IgG4 'class switch' (Irrgang et al.) toward noninflammatory, spike-specific IgG4 antibodies after repeated COVID mRNA vaccination; a problem for mRNA technology based gene injected vaccinees? YES!
by Paul Alexander
immunoglobulin G (IgG) response mainly consists of proinflammatory subclasses IgG1 & IgG3; but several months post second vaccination, antibodies mainly IgG4 boosted by 3rd shot (rose 0.04% to 19.3%)

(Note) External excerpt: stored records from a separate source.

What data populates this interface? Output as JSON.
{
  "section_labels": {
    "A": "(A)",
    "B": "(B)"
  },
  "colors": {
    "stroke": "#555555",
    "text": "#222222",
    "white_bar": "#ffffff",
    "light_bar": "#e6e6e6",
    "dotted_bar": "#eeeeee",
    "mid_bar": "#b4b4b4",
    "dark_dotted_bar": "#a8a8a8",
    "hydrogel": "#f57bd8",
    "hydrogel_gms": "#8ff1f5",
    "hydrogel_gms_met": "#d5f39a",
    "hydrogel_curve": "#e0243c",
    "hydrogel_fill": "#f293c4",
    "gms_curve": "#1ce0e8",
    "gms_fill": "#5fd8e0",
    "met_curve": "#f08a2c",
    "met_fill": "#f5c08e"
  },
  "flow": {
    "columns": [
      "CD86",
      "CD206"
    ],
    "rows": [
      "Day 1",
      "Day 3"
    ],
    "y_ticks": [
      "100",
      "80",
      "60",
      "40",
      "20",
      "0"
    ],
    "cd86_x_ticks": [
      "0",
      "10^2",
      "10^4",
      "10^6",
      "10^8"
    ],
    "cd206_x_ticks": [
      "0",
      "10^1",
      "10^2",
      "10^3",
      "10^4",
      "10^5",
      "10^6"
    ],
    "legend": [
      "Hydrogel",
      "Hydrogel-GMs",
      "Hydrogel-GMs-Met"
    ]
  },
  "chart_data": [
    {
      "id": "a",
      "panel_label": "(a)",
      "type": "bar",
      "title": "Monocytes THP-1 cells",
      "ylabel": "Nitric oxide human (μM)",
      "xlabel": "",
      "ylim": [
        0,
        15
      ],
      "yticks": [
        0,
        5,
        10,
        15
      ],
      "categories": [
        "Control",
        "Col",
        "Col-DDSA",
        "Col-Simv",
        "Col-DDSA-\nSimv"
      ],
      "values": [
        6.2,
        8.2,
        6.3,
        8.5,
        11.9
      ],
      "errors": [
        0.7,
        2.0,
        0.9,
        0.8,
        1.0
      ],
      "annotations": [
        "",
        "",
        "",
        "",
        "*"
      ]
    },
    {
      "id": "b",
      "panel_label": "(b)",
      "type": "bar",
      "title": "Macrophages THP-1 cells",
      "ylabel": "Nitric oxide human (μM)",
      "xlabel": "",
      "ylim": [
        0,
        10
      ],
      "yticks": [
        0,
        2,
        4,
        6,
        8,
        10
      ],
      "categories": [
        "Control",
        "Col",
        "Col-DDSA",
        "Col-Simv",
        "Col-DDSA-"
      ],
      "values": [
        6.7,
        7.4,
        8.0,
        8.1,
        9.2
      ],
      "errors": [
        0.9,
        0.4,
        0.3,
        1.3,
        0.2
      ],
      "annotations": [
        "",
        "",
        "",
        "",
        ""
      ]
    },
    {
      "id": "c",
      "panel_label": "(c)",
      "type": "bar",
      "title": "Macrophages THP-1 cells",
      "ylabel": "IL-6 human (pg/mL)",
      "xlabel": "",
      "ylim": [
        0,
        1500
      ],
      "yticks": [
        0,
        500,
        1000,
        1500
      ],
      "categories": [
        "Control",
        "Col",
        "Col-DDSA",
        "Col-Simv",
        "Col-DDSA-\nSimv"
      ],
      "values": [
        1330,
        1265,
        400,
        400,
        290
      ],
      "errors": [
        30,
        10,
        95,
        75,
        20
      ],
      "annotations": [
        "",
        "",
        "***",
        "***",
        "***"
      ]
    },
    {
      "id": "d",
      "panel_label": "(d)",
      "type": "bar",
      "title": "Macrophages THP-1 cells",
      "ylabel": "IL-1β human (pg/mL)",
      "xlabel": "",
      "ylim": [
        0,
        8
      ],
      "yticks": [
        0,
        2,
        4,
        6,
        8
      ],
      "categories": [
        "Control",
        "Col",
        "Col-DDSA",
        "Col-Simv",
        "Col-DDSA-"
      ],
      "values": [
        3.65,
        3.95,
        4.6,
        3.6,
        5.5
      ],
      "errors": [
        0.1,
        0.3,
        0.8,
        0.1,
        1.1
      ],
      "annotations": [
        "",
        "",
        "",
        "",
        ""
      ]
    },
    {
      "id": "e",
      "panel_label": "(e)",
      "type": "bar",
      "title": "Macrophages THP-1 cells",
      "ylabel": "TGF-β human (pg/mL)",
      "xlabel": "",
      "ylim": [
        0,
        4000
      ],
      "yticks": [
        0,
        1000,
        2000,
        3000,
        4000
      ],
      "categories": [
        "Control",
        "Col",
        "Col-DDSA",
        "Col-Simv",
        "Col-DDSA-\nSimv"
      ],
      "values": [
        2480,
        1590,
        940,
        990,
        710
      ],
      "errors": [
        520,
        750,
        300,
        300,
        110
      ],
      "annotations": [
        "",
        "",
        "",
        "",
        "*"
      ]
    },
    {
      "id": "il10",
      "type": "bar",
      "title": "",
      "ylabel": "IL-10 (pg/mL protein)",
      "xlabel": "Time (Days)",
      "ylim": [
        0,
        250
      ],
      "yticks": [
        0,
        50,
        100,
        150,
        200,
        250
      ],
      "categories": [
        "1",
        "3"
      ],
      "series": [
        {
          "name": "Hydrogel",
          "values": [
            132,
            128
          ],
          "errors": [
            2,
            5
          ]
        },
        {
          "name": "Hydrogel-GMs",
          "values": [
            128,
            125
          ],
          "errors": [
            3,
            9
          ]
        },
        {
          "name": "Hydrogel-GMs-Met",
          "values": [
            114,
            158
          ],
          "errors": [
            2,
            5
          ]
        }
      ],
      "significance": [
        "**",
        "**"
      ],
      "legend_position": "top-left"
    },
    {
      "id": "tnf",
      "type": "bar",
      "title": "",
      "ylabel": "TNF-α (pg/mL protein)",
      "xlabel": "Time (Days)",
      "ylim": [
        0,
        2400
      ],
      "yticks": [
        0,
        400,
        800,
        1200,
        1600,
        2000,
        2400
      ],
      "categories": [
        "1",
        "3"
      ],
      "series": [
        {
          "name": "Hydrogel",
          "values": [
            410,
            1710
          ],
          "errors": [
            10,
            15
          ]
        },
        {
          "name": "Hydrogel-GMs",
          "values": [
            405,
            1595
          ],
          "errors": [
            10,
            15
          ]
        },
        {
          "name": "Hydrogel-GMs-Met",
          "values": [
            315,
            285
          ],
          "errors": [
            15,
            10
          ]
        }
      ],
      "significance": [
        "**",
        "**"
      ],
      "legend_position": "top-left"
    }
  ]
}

‘High levels of neutralizing SARS-CoV-2 antibodies are an important component of vaccine-induced immunity. Shortly after the initial two mRNA vaccine doses, the immunoglobulin G (IgG) response mainly consists of the proinflammatory subclasses IgG1 and IgG3. Here, we report that several months after the second vaccination, SARS-CoV-2-specific antibodies were increasingly composed of noninflammatory IgG4, which were further boosted by a third mRNA vaccination and/or SARS-CoV-2 variant breakthrough infections. IgG4 antibodies among all spike-specific IgG antibodies rose, on average, from 0.04% shortly after the second vaccination to 19.27% late after the third vaccination.’
This induction of IgG4 antibodies was not observed after homologous or heterologous SARS-CoV-2 vaccination with adenoviral vectors.
This class switch was associated with a reduced capacity of the spike-specific antibodies to mediate antibody-dependent cellular phagocytosis and complement deposition.’